Los esfuerzos de aquella noche durante cuatro o cinco horas calurosas y húmedas, junto con las dos copas y el refrescante aire acondicionado de su casa, hicieron caer a Fitz en un profundo sueño del que despertó a desgana cuando su criado pakistaní, Peter, golpeó con los nudillos la puerta.

Sahib Sake está aquí —anunció.

Ésta era la manera más parecida con que conseguía pronunciar el nombre de Stakes.

—Dile que lo veré en seguida. Ofrécele café.

—Ya le he dado café una vez.

—Dale dos veces mientras consigo despejarme y vestirme —ordenó Fitz.

No se dio prisa en ducharse y vestirse. Al cabo de veinte minutos de haberse despertado, Fitz, con zapatillas, unos cómodos pantalones y una camisa de manga corta, se dirigió al salón donde el inglés de pelo blanco, alto y de tez rubicunda, lo estaba esperando. Fitz no podía evitar sentir una gran curiosidad por Stakes, un hombre que hablaba muy poco de su pasado. Poseía un acento culto y tartamudeaba ligeramente, lo cual, combinado con unas facciones un tanto engañosas y una nariz aguileña, le proporcionaba todos los aires de la aristocracia británica. Sin embargo, se trataba obviamente de un oportunista que vivía gracias a su ingenio.

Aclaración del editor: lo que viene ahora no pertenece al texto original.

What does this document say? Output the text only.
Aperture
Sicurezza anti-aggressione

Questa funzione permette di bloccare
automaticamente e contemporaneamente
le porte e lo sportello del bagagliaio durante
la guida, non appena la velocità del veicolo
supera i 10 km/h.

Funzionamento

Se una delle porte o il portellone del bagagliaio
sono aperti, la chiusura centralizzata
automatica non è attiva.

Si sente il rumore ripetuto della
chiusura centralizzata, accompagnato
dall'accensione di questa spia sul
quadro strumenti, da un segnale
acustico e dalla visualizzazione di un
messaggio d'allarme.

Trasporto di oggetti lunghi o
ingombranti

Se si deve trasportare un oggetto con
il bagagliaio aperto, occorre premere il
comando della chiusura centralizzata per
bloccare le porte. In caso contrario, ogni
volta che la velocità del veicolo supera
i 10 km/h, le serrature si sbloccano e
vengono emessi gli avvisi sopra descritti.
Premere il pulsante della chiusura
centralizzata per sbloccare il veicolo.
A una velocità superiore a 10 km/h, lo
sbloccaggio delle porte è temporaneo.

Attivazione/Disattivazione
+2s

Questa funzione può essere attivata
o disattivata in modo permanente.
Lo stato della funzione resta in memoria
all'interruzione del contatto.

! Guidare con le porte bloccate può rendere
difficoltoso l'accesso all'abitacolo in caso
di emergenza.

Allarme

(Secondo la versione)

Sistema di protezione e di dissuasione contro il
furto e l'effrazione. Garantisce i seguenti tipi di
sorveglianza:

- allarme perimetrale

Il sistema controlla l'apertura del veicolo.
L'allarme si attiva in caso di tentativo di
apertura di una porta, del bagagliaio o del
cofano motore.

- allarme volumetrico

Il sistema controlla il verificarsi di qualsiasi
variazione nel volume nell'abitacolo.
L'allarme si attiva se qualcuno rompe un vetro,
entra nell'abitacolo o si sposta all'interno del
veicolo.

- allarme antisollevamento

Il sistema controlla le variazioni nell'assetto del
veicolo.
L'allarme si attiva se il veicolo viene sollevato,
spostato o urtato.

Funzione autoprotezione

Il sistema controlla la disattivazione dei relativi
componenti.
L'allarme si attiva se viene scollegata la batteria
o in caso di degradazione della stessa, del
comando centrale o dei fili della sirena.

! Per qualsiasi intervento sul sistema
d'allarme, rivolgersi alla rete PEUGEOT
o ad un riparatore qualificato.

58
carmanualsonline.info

—Buenos días, John —saludó Fitz.

—Siento haberte sacado de la cama, muchacho —Stakes se dirigió hacia él y le tendió la mano.

—Me acosté muy tarde ayer —confesó Fitz.

—Yo diría que casi todas las noches de la semana. No te ha costado mucho apañártelas por aquí.

—Nada en realidad muy excitante.

Se preguntó hasta qué punto él y los otros sabrían lo que estaba haciendo y decidió que una explicación a medias sería lo conveniente.

—Uno no puede trabajar con este sol en el golfo en esta época del año. Siempre ha sido una de mis aficiones construir barcos y el constructor local, Abdullah, me está dando un curso de instrucción para construir barcas de gran velocidad.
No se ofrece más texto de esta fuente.